OPINIE - BINNENLAND

Militaire inzet als voortzetting van binnenlandse politiek

MARTIJN KITZEN

Evacuatie op de internationale luchthaven van Kabul, 20 augustus 2021 (foto: Wikimedia Commons)

De snelle val van Kabul verraste me. Twee dagen ervoor dacht ik nog dat de hoofdstad te verdedigen was. Achteraf lijkt dit ook het geval te zijn geweest. De taliban gaven de Verenigde Staten (VS) de keuze om de stad in handen te houden of alleen het vliegveld. Zoals bekend werd het die laatste optie en ontvouwde er zich vervolgens een drama dat af en toe een rechtstreekse kopie van de aftocht uit Saigon leek. In eerste instantie was de situatie dusdanig chaotisch dat sommige vliegtuigen veel te vol zaten en andere nagenoeg leeg vertrokken. De beelden van Afghanen die vanaf een opstijgende C-17 hun dood tegemoet vielen zullen mij voor altijd bijblijven. Toen de operatie eenmaal soepel liep was er de tijdsdruk van de met de taliban afgesproken deadline en de dreiging van de Islamitische Staat in Khorasan (IS-K). Het was simpelweg onmogelijk iedereen te evacueren met als gevolg dat een groot aantal Afghanen zich letterlijk door het Westen in de steek gelaten voelt. Een triest einde van twintig jaar interventie in Afghanistan.

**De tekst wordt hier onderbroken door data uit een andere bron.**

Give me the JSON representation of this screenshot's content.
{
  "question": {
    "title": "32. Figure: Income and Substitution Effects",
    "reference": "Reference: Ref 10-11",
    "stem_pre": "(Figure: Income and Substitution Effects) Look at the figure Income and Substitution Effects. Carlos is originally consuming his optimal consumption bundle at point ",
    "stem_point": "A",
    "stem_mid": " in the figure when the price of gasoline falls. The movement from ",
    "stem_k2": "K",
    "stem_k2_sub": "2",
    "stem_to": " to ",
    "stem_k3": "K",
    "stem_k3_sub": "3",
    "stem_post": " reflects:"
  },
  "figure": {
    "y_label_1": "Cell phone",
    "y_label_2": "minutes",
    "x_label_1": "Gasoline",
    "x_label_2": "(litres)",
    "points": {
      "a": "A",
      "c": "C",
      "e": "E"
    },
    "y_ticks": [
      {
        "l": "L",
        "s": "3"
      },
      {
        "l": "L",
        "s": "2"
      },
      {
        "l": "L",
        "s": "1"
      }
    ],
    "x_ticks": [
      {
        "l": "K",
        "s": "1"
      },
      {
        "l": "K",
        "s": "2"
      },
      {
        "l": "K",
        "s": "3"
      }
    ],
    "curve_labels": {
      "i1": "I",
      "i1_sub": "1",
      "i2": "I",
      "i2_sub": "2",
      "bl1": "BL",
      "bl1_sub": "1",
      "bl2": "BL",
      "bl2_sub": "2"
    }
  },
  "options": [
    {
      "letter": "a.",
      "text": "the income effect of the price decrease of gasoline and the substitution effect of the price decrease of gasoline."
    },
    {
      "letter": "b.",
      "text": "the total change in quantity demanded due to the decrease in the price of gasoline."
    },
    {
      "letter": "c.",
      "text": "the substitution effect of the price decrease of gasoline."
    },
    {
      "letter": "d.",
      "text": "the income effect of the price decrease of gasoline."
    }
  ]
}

Wat mij niet verraste in dit hele drama was de rol van de politiek in bijna alle westerse landen. De snelheid waarmee de Afghaanse regering instortte was onverwacht, maar dat dit kon gebeuren zal de meesten van u niet verbazen. Maar goed, wij zijn vanuit ons werk dagelijks bezig met de wereld om ons heen en een hele generatie officieren is naar Afghanistan uitgezonden geweest. Maar we hebben toch buitenlands beleid om met zulke situaties om te gaan? De evacuatie uit Kabul heeft helaas echter weer eens pijnlijk duidelijk gemaakt dat dit te veel afhankelijk is van het binnenlandse politieke sentiment. In het geval van Nederland geldt dat de Haagse agenda bepaalt en internationale veiligheid is daarin niet bepaald toonaangevend. Ondanks aandringen van diverse kanten was er tot voor kort geen enkele urgentie voor wat betreft de situatie in Afghanistan en het naar Nederland halen van voormalige tolken en ander lokaal personeel. Pas toen de gebeurtenissen op de grond het nieuws gingen bepalen werd er actie ondernomen. Dat verklaart waarom er ondanks een enorme inspanning van onze militairen en diplomaten toch nog veel mensen moesten worden achtergelaten.

Niet de toestand in Kabul, maar de maatschappelijke verontwaardiging daarover in Nederland is leidend in het handelen van onze politici. Daarmee twijfel ik overigens niet aan de oprechtheid waarmee diverse Kamerleden zich hebben ingezet voor het lot van Nederlanders met een Afghaanse achtergrond en diegenen die voor onze missies gewerkt hebben. Aan de andere kant maakte een enkeling het zo bont om binnen een maand radicaal van standpunt te veranderen om het kabinet maar te kunnen wijzen op zijn falende aanpak. Het was ook pijnlijk om weer eens geconfronteerd te worden met het Haagse kortetermijngeheugen. Partijen die in het verleden duidelijk lieten zien eigen gewin te prefereren boven de situatie in Afghanistan of het lot van de lokale bevolking, ontpopten zich nu als groot voorvechters daarvan. Daarnaast viel me op dat fracties die vaak vooraan staan bij het bezuinigen op defensie en diplomatie nu om het hardst schreeuwden dat er meer moest gebeuren. Het kan verkeren.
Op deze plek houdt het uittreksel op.